Juanes & John Legend Perform for Immigrants in Arizona Detention Center
Juanes and John Legend performed in front of immigrants currently held in a detention center.
The two singers held a concert in front of the Eloy Immigration Detention Center, which is located in the Arizona desert about 100 miles from the Mexican border, Fusion reported. Around 1,500 immigrants are currently being held in the center, which is the second largest of its kind in the United States.
Dozens of immigration activists watched Juanes and Legend perform on a small stage in front of the facility, after workers in the center refused to let them sing inside, Fusion added. Before their performance, the duo toured the facility.
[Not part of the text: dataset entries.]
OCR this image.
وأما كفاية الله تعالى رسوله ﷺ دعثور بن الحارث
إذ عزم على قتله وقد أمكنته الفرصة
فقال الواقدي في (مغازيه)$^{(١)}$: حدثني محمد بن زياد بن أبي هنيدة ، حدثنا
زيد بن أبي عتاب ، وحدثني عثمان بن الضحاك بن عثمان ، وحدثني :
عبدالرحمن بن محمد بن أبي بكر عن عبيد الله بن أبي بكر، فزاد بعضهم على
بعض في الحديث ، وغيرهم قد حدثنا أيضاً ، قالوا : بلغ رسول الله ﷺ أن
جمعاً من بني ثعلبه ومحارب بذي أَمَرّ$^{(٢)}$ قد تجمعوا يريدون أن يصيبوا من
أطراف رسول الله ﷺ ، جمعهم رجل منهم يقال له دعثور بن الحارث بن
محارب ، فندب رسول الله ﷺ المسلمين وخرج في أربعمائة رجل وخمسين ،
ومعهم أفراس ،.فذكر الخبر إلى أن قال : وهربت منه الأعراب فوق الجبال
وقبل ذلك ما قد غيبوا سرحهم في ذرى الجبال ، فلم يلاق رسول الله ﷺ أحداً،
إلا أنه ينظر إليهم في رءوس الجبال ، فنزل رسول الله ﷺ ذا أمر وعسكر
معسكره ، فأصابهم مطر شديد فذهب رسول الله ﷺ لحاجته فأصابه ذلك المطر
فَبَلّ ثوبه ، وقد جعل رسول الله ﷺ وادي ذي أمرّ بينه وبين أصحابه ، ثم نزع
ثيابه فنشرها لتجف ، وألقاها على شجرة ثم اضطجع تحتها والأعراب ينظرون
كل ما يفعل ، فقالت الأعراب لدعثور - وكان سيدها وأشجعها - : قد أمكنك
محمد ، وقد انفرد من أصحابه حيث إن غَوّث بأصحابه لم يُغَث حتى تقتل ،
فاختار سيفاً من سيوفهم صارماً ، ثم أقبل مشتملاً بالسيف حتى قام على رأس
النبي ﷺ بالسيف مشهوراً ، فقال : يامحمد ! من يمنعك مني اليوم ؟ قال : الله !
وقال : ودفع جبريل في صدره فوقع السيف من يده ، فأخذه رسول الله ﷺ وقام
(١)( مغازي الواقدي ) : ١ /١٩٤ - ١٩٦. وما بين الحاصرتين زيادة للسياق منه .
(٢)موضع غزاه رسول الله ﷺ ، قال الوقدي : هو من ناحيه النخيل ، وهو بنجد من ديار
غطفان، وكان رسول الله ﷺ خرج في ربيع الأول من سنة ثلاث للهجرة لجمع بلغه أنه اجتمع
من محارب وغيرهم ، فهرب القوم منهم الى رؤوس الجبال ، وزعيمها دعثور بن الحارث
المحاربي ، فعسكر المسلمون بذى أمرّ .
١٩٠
The event hoped to "bring light to our country's misguided immigration policies, and transform America's criminal justice system," the news outlet wrote. In 2015, hundreds of immigrant detainees held a hunger strike at the facility, saying that they are experiencing abuse and neglect. Ensuing reports have claimed that federal authorities have assisted in hiding mistreatment in the center.
In a video clip posted on his Instagram page, Legend, 37, said that their performance aimed to perform "how the immigration system interacts with our mass incarceration system."
"Imprisonment in all its forms is an inhumane practice," Juanes, 43, wrote on Twitter.
Both singers played two songs separately and one together -- Bob Marley's "Redemption Song," NBC News reported. Juanes played the guitar and Legend the piano situated on the top of a flatbed truck parked across the street from the facility. The empty desert field served as the backdrop, while the crowd held up huge signs and chanted "Not one more deportation" and "Si se puede" (Yes we can).
"The reason why we're here, one, is because we want to bear witness to what's happening so we could tell the world about it," Legend told the crowd, as quoted in NBC News' report.
The singers' intention was for the detainees to hear the performance, but organizers of the event were told that the inmates were not permitted outside of their cells to listen to the concert, the news outlet added. While touring the detention facility, the two spoke to the detainees inside, with Juanes saying in Spanish that he was "heartbroken" by what he witnessed.
The two recording artists also paid a visit to the Maricopa County Jail run by the controversial Sheriff Joe Arpaio, whose immigration enforcement policies resulted to a number of lawsuits, Fusion further reported.
The Eloy Detention Center has previously faced pro-immigration protests, NBC News noted. The "Dream 9" youth group was detained there for 17 days in the summer of 2013.